Jan Ardanowski otwarcie przyznał, że zamierza przeprowadzić depopulację gatunku na skalę niespotykaną do tej pory w Polsce. PZŁ zgadza się na tę masową (i bezcelową) zagładę.
Ekolodzy, lewicowi komentatorzy, a nawet i sami myśliwi zwracają uwagę od początku, że odstrzał prewencyjny przy takich limitach, jakie ustaliło Ministerstwo Środowiska, nie ma biologicznego uzasadnienia. Mimo to w ubiegłym roku w Polsce miało być 0,1 dzików na kilometr kwadratowy na wschód od Wisły i 0,5 na zachód od Wisły. W 2018 limity zwierząt do odstrzału jeszcze wzrosły: 0,1 na kilometr kwadratowy w całym kraju. Również nie wzięto pod uwagę głosów mówiących, że nie ma naukowych dowodów na powiązanie zagęszczenia zwierząt z rozprzestrzenianiem się wirusa ASF. W sezonie łowieckim 2017-2018 zabito 314 tys. dzików. Okazuje się, że i to nie wystarczy.
„Strzelać do dzików trzeba więc ciągle, tu nie chodzi o jednorazową akcję. A w strefach zapowietrzenia dziki trzeba wybić praktycznie do zera. Tam, gdzie choroby nie ma, trzeba zejść do bardzo niskiego poziomu” – mówi minister Ardanowski w rozmowie z tygodnikiem „Sieci” w najnowszym, aktualnym wydaniu.
Ekolodzy wskazują na dwa kardynalne błędy popełniane w walce z ASF, które kosztowały Krzysztofa Jurgiela stanowisko, a które powiela obecny szef resortu rolnictwa. Pierwszy błąd to całkowite zlekceważenie potrzeby bioasekuracji (wytknęła to myśliwym m.in. NIK): hodowcy kupują zwierzęta niewiadomego pochodzenia, wypuszczają je poza ogrodzony teren, zaś zwierzęta padłe zakopują w lesie. Wykazują „karygodne niechlujstwo”, jak stwierdzili na łamach „Łowczego polskiego” cytowani przez Oko.press prof. Henryk Okarma i dr Katarzyna Bojarska z Instytutu Ochrony Przyrody PAN w Krakowie. Roznosicielami wirusa są również sami myśliwi, jak wielokrotnie alarmował m.in. prof. Andrzej Elżanowski.
– To choroba porównywana z plagą egipską. Przez brak decyzji w 2014 r., przy pojawieniu się pierwszych ognisk, choroba rozprzestrzeniła się. Są dwa elementy do spełnienia, aby opanować rozprzestrzenianie się tej choroby: depopulacja dzików w pasie wschodnim, w strefach występowania ASF do zera oraz bezwzględne przestrzeganie zasad bioasekuracji przez każde gospodarstwo utrzymujące świnie, czyli całkowite odizolowanie budynków, w których utrzymywane są świnie – mówił Ardanowski na początku sierpnia z wizyta u wyborców na Podkarpaciu.
#Min. #JKArdanowski: Dwa elementy do spełnienia, aby opanować rozprzestrzenianie się #ASF – depopulacja dzików w pasie wschodnim, w strefach występowania ASF do zera oraz bezwzględne przestrzeganie zasad bioasekuracji, czyli odizolowanie budynków, w których utrzymywane są świnie.

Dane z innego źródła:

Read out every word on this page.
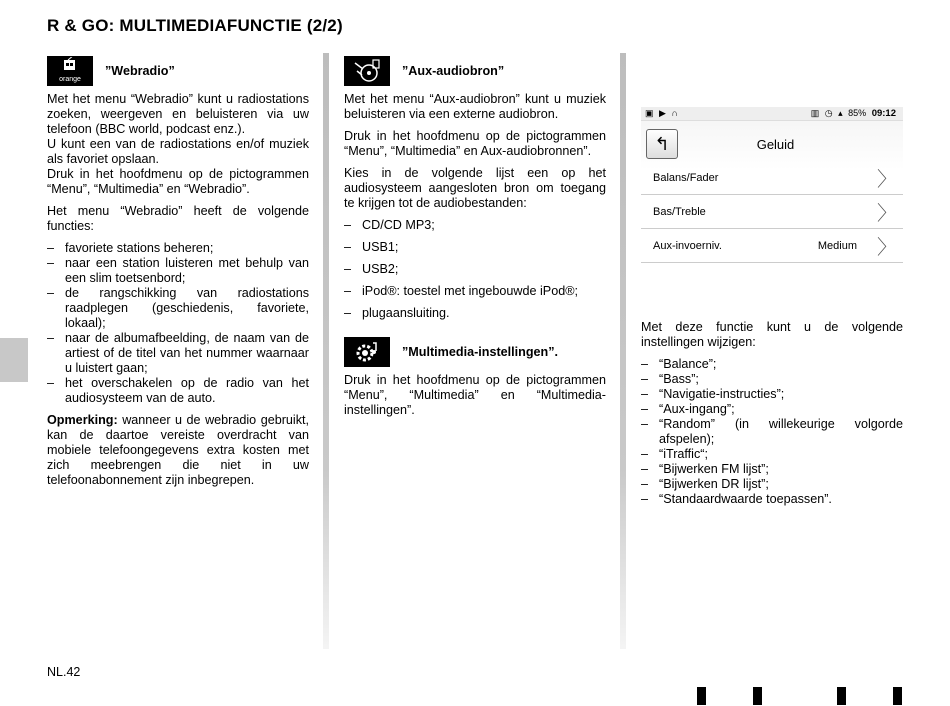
R & GO: MULTIMEDIAFUNCTIE (2/2)
orange
”Webradio”

Met het menu “Webradio” kunt u radiostations zoeken, weergeven en beluisteren via uw telefoon (BBC world, podcast enz.).

U kunt een van de radiostations en/of muziek als favoriet opslaan.

Druk in het hoofdmenu op de pictogrammen “Menu”, “Multimedia” en “Webradio”.

Het menu “Webradio” heeft de volgende functies:

– favoriete stations beheren;
– naar een station luisteren met behulp van een slim toetsenbord;
– de rangschikking van radiostations raadplegen (geschiedenis, favoriete, lokaal);
– naar de albumafbeelding, de naam van de artiest of de titel van het nummer waarnaar u luistert gaan;
– het overschakelen op de radio van het audiosysteem van de auto.

Opmerking: wanneer u de webradio gebruikt, kan de daartoe vereiste overdracht van mobiele telefoongegevens extra kosten met zich meebrengen die niet in uw telefoonabonnement zijn inbegrepen.

”Aux-audiobron”

Met het menu “Aux-audiobron” kunt u muziek beluisteren via een externe audiobron.

Druk in het hoofdmenu op de pictogrammen “Menu”, “Multimedia” en Aux-audiobronnen”.

Kies in de volgende lijst een op het audiosysteem aangesloten bron om toegang te krijgen tot de audiobestanden:

– CD/CD MP3;
– USB1;
– USB2;
– iPod®: toestel met ingebouwde iPod®;
– plugaansluiting.
”Multimedia-instellingen”.

Druk in het hoofdmenu op de pictogrammen “Menu”, “Multimedia” en “Multimedia-instellingen”.

▣ ▶ ∩	▥ ◷ ▴ 85% 09:12
↰	Geluid
Balans/Fader	〉
Bas/Treble	〉
Aux-invoerniv.	Medium 〉

Met deze functie kunt u de volgende instellingen wijzigen:

– “Balance”;
– “Bass”;
– “Navigatie-instructies”;
– “Aux-ingang”;
– “Random” (in willekeurige volgorde afspelen);
– “iTraffic“;
– “Bijwerken FM lijst”;
– “Bijwerken DR lijst”;
– “Standaardwaarde toepassen”.
NL.42
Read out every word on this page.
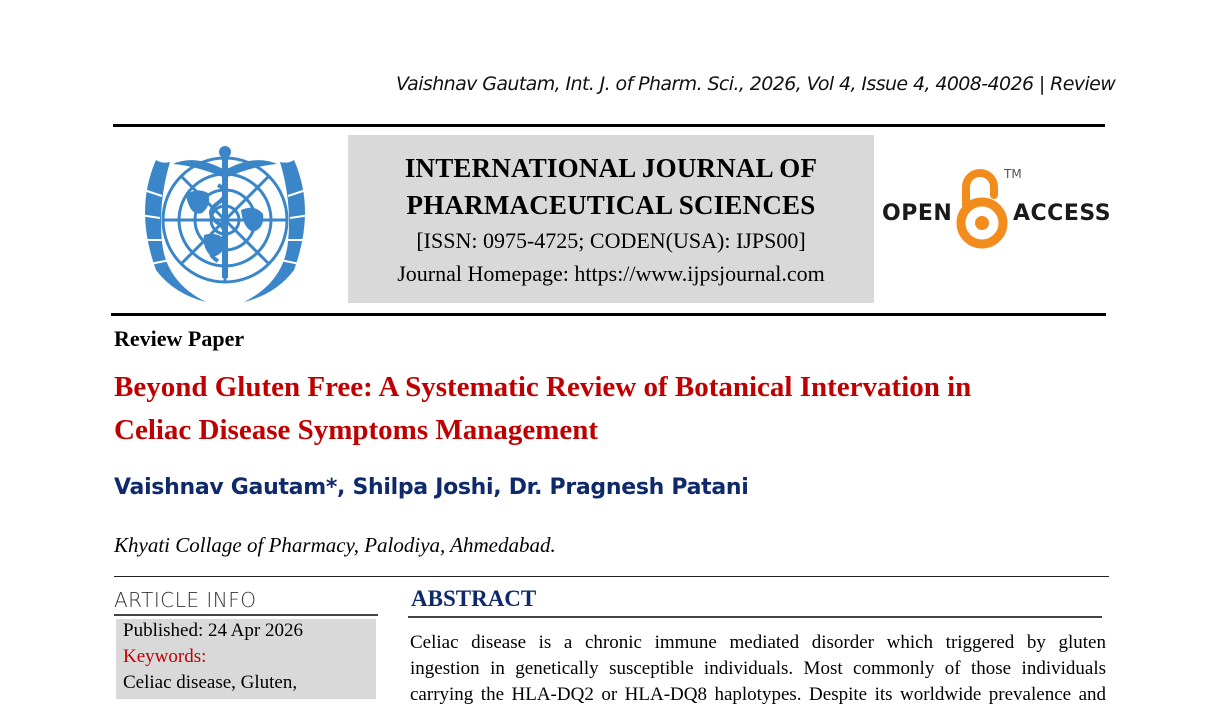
Vaishnav Gautam, Int. J. of Pharm. Sci., 2026, Vol 4, Issue 4, 4008-4026 | Review
INTERNATIONAL JOURNAL OF
PHARMACEUTICAL SCIENCES
[ISSN: 0975-4725; CODEN(USA): IJPS00]
Journal Homepage: https://www.ijpsjournal.com
OPEN
TM
ACCESS
Review Paper
Beyond Gluten Free: A Systematic Review of Botanical Intervation in
Celiac Disease Symptoms Management
Vaishnav Gautam*, Shilpa Joshi, Dr. Pragnesh Patani
Khyati Collage of Pharmacy, Palodiya, Ahmedabad.
ARTICLE INFO
Published: 24 Apr 2026
Keywords:
Celiac disease, Gluten,
ABSTRACT
Celiac disease is a chronic immune mediated disorder which triggered by gluten
ingestion in genetically susceptible individuals. Most commonly of those individuals
carrying the HLA-DQ2 or HLA-DQ8 haplotypes. Despite its worldwide prevalence and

— Min. Rolnictwa (@MRiRW_GOV_PL) 3 sierpnia 2018
Drugi kardynalny błąd ministerstwa to zła metoda obliczania liczby dzików żyjących w polskich lasach. Według specjalistów Lasy Państwowe razem z PZŁ popełniły błąd usiłując liczyć dziki metodą pędzeń próbnych i w efekcie ich niedoszacowały.
Naukowcy twierdzą, że odstrzał „prawie do zera” nie tylko nie pomoże w walce z wirusem, ale wręcz doprowadzi do szybszego rozprzestrzeniania się choroby, ponieważ „nigdzie w Europie nie udało się doprowadzić do drastycznej redukcji dzików”. Według nich zwiększona mobilność pojedynczych osobników, związana z polowaniami, rozniesie chorobę jeszcze szybciej i skuteczniej niż do tej pory.
Już sami myśliwi mają obiekcje co do rzezi ciężarnych samic oraz loch z młodymi a także wybijania dzików w parkach narodowych. Nie podoba im się również wypłacanie premii za odstrzał. Według starszej generacji to zaprzeczenie idei łowiectwa.